Yazarın çocukluğundan izler taşıyan, kitaba da adını veren ilk öykü “Ne Rezalet”e bakalım. Yıl 1996. Öykünün başkahramanı kız kardeşlerden biri dokuz yaşında, Simona, daha dışa dönük; öbürü altı yaşında, Pia, ağırbaşlı. Babaları ise yirmi dokuz yaşında ve uzun zamandır işsiz. Anneleri çalışıyor. Yaz tatilinin başından itibaren kızları bırakacak kimse olmadığı için, iş görüşmelerine birlikte gitmeye başlarlar. Babaya göre çocuklarla iş başvurusuna giderse merhamet gösterilip işe alınabilir, bu yüzden kızların yalancıktan üzgün görünmelerini ister. Kız kardeşlerin ikisi de çocuk ancak abla Simona farklı. Babası için iş başvurularını inceliyor, uygun olanları kesip biriktiriyor. Ajansa iş başvurusuna giderken kardeşi yorulup da babası onu kucağına alıp taşıdığında gücenikliğini belli etmemek zorunda, yeri geldiğinde ona bakmak zorunda. Bütün ümidi babasının işe alınması, işe alınırsa yenilgilerinin karşılığını alacak, başarılı olabilecekler. Babası eski haline dönebilecek. Simona, anne babasının kavgalarına şahit olur, ayrılmalarından korkar, olup biteni anlamaya çalışır. Zaten daha önceleri babasının işi ve annesinin mükemmel ebeveyn olma endişeleri birlikte vakit geçirmelerine hep engel olmuştur. Anne, çocuklar konusunda daha iyidir ve adamın gönülsüzlüğünü yüzüne vurur. Adamın yaptığı tek şey kızlarla şakalaşıp gülmektir. “Onlarla birlikteyken tek yaptığı oyun arkadaşlarıymış gibi rol yapmaktı – ara sıra parkta karşılaştıkları ve harika zaman geçirdikleri ama ertesi gün görüp görmeyeceklerini bilmedikleri bir oyun arkadaşı.” İşten ayrıldıktan sonra daha depresif ve yalnız görünmektedir baba ancak yakışıklıdır ve oyunculuk yeteneği üst düzeydedir. Simona’nın bulduğu oyuncu seçmeleri ilanına başvurmak ve işi almak tek çıkış yolu gibi görünmektedir. Kararsızlık içinde tuhaf binaya girerler.

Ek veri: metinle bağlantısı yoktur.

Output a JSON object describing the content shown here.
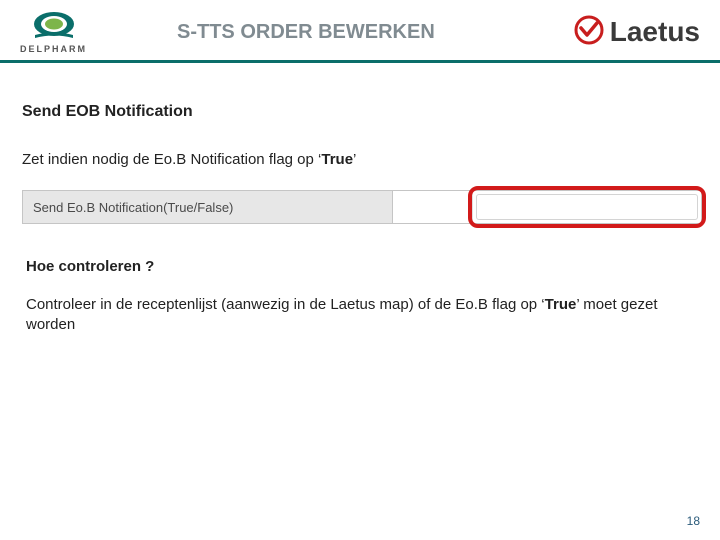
{
  "header": {
    "left_logo_text": "DELPHARM",
    "title": "S-TTS ORDER BEWERKEN",
    "right_logo_text": "Laetus"
  },
  "section": {
    "heading": "Send EOB Notification",
    "instruction_prefix": "Zet indien nodig de Eo.B Notification flag op ‘",
    "instruction_bold": "True",
    "instruction_suffix": "’"
  },
  "field": {
    "label": "Send Eo.B Notification(True/False)",
    "value": "",
    "placeholder": ""
  },
  "check": {
    "heading": "Hoe controleren ?",
    "body_prefix": "Controleer in de receptenlijst (aanwezig in de Laetus map) of de Eo.B flag op ‘",
    "body_bold": "True",
    "body_suffix": "’ moet gezet worden"
  },
  "page_number": "18"
}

Yazarın Oggito’da yayımlanan söyleşisinde belirttiği gibi sembolik açıdan işsiz baba Şili’nin geçmişini, geçmişini kabullenmeyle ilgili sorunları olduğunu ve buna yönelik hayal kırıklığını temsil ediyor. Asya kriziyle çöken neoliberal Şili’nin izleri var derin yapıda. Simona özelinde büyümeyle gelen bilgi, ebeveynleri hata yapabilir görmek, çocuk bakış açısıyla olup bitenden nasıl etkilendiği meselelerine bakıyoruz. Dokuz yaşında bir kız çocuğunun zihnini nasıl çalıştığını anlamaya çalışıyoruz. Benzerlerini yaşadığımız için tanıdık geliyor. Merkezde babayla ve başkahramanın hatırladıkları aracılığıyla anneyle olan ilişkilerine bakıyoruz. Olay örgüsünü kuşatıp ona yazınsal kimlik kazandıran, metni öykü yapan şey birlikte iş başvurusuna gitmeleri, geçmişe dair izler ve sonunda hep birlikte yaşadıkları hayal kırıklığı, utanç duygusunun anlatılma biçimi. Bir yandan iş ararken küçük düşme, öte yandan erken büyümek zorunda kalma hikâyesi. Mahcubiyet rahatsız edici, ancak özellikle babayı güçlü kılan bir yanı da var. Çok genç yaşta baba olmuş, hazırlıksızca, istemeden. Hayallerinden vazgeçip kendini haftanın altı günü tüketen işine vermiş. Artık maddi olarak ailesine hiçbir katkısı olmadığı için işe yaramaz ve dışlanmış hissediyor. Ruhunun nasıl ele geçirildiğinin tarifi bu aslında. Psikolojik, duygusal ve bedensel yatırımının merkezi olan işi elden gidince düştüğü hallere bakıyoruz. Artık bedenlerimiz ve ruhumuz işle özdeşleşmiş. İşin benliğimizin kuruluşunda hayati bir unsura dönüştüğü yıllara gelmişiz.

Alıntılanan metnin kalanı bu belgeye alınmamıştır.